Atwell TD, Charboneau JW, Que FG, et al. Behandeling van neuro-endocriene kanker metastatisch naar de lever: de rol van ablatieve technieken. Cardiovasc Intervent Radiol 2005; 28: 409-21.
Morino M, Morra I, Rosso E, et al. Laparoscopische vs open hepatische resectie: een vergelijkende studie. Surg Endosc 2003; 17: 1914-8.
Polignano FM, Quyn AJ, de Figueiredo RS, et al. Laparoscopische versus open lever segmentectomie: prospectieve, case-matched, intention-to-treat analyse van klinische resultaten en kosteneffectiviteit. Surg Endosc 2008; 22:2564-70.

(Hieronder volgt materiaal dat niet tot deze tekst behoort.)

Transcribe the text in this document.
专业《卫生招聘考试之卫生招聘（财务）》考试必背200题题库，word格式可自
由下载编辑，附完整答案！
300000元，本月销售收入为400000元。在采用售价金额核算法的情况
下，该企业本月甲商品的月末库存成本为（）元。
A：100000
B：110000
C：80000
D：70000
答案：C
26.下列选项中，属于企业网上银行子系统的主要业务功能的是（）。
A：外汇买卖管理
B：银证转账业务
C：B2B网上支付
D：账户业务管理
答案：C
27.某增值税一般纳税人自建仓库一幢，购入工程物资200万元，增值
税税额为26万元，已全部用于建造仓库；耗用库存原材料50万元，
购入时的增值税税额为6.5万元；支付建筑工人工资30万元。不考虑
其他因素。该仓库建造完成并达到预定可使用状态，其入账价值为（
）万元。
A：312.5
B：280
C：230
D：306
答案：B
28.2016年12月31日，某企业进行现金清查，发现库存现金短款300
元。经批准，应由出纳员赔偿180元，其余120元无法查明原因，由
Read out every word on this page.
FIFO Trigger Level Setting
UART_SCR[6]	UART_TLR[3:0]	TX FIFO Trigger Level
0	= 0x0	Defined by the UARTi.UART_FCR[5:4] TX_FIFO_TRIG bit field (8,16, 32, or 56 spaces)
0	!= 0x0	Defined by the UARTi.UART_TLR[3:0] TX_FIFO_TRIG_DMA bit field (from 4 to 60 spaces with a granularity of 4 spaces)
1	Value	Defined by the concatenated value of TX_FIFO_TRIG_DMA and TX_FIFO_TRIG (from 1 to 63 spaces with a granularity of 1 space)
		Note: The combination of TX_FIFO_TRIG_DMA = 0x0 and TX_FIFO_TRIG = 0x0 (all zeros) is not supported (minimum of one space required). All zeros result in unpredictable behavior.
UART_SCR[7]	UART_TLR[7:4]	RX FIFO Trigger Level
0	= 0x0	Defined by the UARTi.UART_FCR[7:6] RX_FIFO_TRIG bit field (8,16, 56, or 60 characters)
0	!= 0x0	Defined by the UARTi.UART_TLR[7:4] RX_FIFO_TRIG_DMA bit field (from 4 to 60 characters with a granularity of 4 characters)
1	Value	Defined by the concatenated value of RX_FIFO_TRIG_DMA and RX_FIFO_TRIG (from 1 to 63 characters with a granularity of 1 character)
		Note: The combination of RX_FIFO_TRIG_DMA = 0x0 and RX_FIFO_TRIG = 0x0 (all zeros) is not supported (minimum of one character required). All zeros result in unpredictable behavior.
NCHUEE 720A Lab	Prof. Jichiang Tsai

Buell JF, Thomas MT, Rudich S, et al. Ervaring met meer dan 500 minimaal invasieve leverprocedures. Ann Surg 2008; 248: 475-86.
Kandil E, Noureldine SI, Koffron A, et al. Resultaten van laparoscopische en open resectie voor neuro-endocriene levermetastasen. Chirurgie 2012; 152: 1225-31.
Ramage JK, Ahmed A, Ardill J, et al. Richtlijnen voor de behandeling van gastro-enteropancreatische neuro-endocriene (met inbegrip van carcinoïde) tumoren (Netten). Gut 2012; 61: 6-32.
Grossman EJ, Millis JM. Levertransplantatie voor niet-hepatocellulair carcinoom maligniteit: Indicaties, beperkingen en analyse van de huidige literatuur. Lever Transpl 2010; 16: 930-42.
Le Treut YP, Grégoire E, Belghiti J, et al. Predictors of long-term survival after liver transplantation for metastatic endocriene tumors: an 85-case French multicentric report. Am J Transplantatie 2008; 8: 1205-13.Pavel M, Baudin E, Couvelard A, et al. Enets Consensus Guidelines for the management of patients with lever and other distant metastases from neuroendocriene neoplasmata of foregut, midgut, hindgut, and unknown primary. Neuroendocrinology 2012; 95: 157-76.
Máthé Z, Tagkalos E, Paul A, et al. Levertransplantatie voor levermetastasen van neuro-endocriene pancreatumoren: een op overleving gebaseerde analyse. Transplantatie 2011; 91: 575-82.
Klimstra DS, Modlin IR, Coppola D, et al. De pathologische classificatie van neuroendocriene tumors: een overzicht van nomenclatuur, rangschikking, en het opvoeren systemen. Pancreas 2010; 39: 707-12.
Lang h, Oldhafer KJ, Weimann A, et al. Levertransplantatie voor gemetastaseerde neuro-endocriene tumoren. Ann Surg 1997; 225: 347-54.
Frilling A, Malago M, Weber F, et al. Levertransplantatie voor patiënten met gemetastaseerde endocriene tumoren: single-center ervaring met 15 patiënten. Lever Transpl 2006; 12: 1089-96.
Gregoire E, Le Treut YP. Levertransplantatie voor primaire of secundaire endocriene tumoren. Transpl Int 2010; 23: 704-11.